Tier II (Club Travel Hockey): Designed as geographically based “travel” hockey, the average cost to play ranges from $2500 to $5000 plus travel expenses. Most Tier II Travel Clubs participate in 1 or 2 out of state tournaments. AHAI divides Tier II into two levels:  AA – the club’s 1st team at an age level and A – all other teams for that club at an age level.

Tier III (Recreational/House Hockey): Designed for entry level and/or learn-to-play, as well as those looking for a lower cost option with less travel. Cost ranges from $500 to $3500. There can be travel within the Northern Illinois area and teams often participate in one out of state tournament.

Leagues: Most Tier II and Tier III leagues divide the participating teams into divisions or levels of play. The decision for which level can be based on a seeding round (a limited number of games played to determine team competitiveness) or in some cases the age of the players on the team. (Major, second year of an age group and Minor, first year of an age group). The goal of this is to make the season competitive and fun for all the teams.

Girls: Although Girls Hockey is not currently classified by Tier I, II, or III; Illinois has typically treated the girls as such.
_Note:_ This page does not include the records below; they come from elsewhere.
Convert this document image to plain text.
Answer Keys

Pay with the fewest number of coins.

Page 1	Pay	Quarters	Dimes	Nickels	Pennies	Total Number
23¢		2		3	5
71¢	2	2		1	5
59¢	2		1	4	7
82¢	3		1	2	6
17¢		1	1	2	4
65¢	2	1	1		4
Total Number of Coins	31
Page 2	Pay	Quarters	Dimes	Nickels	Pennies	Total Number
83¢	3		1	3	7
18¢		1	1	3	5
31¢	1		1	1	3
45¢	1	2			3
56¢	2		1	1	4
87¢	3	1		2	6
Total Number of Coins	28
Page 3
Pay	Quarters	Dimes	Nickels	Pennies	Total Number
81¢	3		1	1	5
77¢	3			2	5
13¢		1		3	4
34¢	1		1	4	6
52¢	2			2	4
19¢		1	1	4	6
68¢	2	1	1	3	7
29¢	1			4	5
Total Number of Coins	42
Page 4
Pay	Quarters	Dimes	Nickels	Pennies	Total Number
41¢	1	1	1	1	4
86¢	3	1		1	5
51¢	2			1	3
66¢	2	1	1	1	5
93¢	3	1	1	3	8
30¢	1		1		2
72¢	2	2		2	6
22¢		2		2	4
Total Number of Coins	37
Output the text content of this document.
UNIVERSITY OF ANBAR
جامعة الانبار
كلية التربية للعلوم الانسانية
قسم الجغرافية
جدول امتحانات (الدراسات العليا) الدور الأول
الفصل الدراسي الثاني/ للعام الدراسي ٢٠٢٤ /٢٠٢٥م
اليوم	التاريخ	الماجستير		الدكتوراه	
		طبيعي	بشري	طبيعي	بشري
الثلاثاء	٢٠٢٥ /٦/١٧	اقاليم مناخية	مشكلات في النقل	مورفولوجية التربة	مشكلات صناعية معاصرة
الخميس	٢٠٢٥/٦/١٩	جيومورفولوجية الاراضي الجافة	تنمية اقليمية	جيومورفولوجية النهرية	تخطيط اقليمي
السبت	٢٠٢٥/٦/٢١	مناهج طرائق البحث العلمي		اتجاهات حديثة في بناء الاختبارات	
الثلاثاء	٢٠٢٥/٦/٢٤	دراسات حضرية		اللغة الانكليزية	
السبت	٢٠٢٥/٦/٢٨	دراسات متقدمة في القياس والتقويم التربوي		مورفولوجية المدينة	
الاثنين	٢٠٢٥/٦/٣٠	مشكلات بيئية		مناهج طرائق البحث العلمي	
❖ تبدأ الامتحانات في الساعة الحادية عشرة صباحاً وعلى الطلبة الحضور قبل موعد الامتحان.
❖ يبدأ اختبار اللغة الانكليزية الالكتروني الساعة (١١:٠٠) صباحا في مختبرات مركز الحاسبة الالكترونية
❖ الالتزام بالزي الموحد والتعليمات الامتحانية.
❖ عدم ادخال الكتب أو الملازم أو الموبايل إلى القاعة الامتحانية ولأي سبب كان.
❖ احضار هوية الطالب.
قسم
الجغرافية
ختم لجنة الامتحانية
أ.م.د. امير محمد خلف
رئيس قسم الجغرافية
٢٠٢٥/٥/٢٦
For instance, our Tier I Clubs all field girls teams at various age levels. The one difference is that girls do not have an 18U category but rather a 19U top age level. Many Tier II clubs field girls’ teams that play in the youth division of NIHL (Travel) or NWHL (House), or in an all-girls division in the leagues.

So now what? The decision on what level to play depends on many variables – cost, travel, and level of commitment to name just a few. The reality is some of these levels of play overlap. For instance, some Tier III teams are equal in skill and ability to some Tier II teams. The same can be said for Tier II and Tier I, though not as often. It comes down to what works best for the player and family. At an entry level, enjoyment and development are most important. Look for programs that offer good coaching all the way through the program. Are they focused on development of your skater or just winning? Does the Hockey Director help and oversee all of the club’s teams or just the team they coach. Most often, good programs can be measured in player and family retention, not necessarily in state championships.